予想に反して幸せを見せ付けられたからこそ、はっと気付きそして自分を恥じた。人の幸せを直に感じてやっと、不幸を願うことの不毛さに目覚めることが出来た。人間の愚かさに背筋が痒くなる感じがした。


悠人はバイトからの帰り道、何度も祥子と先輩の笑顔を思い出していた。小さい頃から、嫌なことがあった時は、その情景を何度も思い出して心を慣れさせ、フィルムのように擦り切れさせていくことで感情を緩和させる癖があった。幸せな笑顔、心の声。全てが見透かせる悠人の力の前で燦然と輝く二人の幸せは悠人の心に深く黒い翳りをもたらした。光が強いほど影も強くなる。悠人は、あんな風に笑い合ったことが自分にはあっただろうか、と自問した。確かに祥子と二人で幸せにやっていた時間はあったはずだ。しかし今となってはその記憶は色褪せ、自信のないものへと変化していた。
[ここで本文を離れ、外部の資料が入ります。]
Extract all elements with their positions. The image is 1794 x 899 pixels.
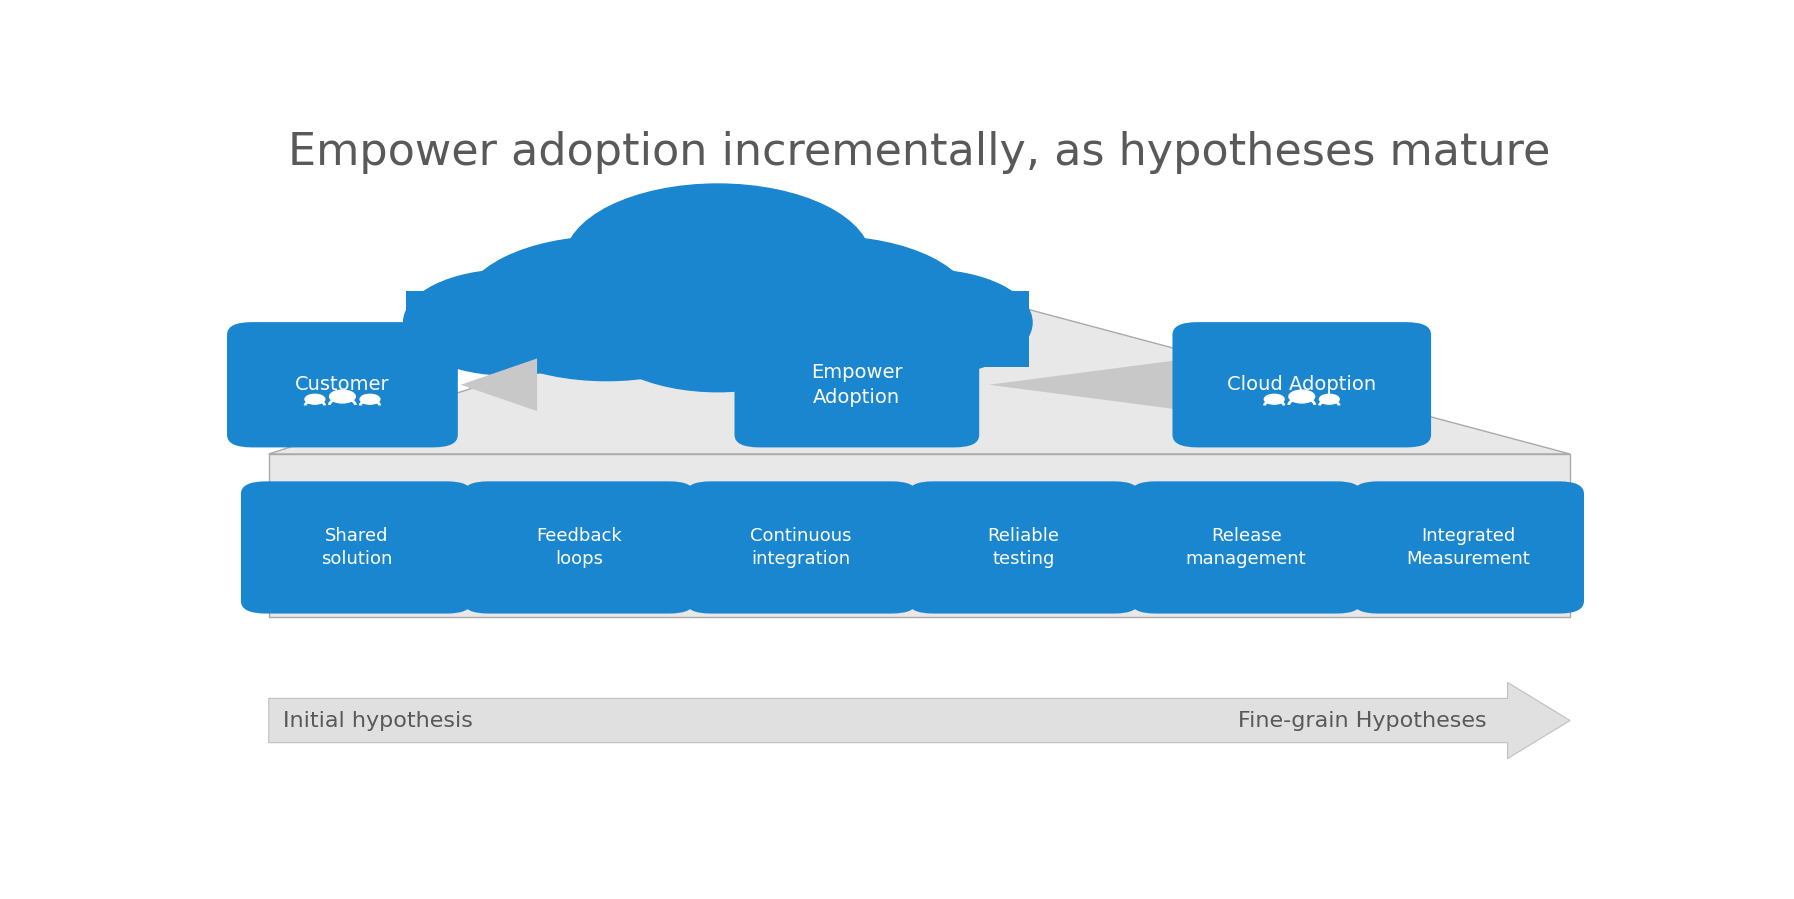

俺もあんな風に幸せにしていたっけ。今ではもう思い出せない。祥子が心から幸せにしていたかはもう知ることは出来ない。もしかしたら、俺では力不足だったから先輩へ移り木をしたのかもしれない。そう考えるとじわじわと背中から焼かれていくような不快な感覚に陥った。悔しい。悲しさと同時に悔しさがあった。どうして自分ではだめだったのか。何故先輩なら良かったのか。今でも俺を好きでいてくれるなら、何故俺の前から去ってしまったのか。聞きたいことは沢山あった。しかし聞く勇気は悠人には無かった。

電車の中で不意に涙が溢れそうになる。これは悔しさの涙だ。彼女を取られてめそめそ泣いている女々しい男になることは避けたかった悠人はぐっと涙を堪えた。

こんな力さえ無ければ真実を知らず、こんな惨めな思いをせずに済んだのだ。俺が人の心なんてものを望んだがために苦しむ羽目になった。悠人は唇を噛みしめる。それと同時に窓に映る自分の情けない顔に喝を入れるようにぐっと頭を振った。

もう人の心を覗くのはやめよう。そう決めた悠人に、現実は甘くないことを知るのだった。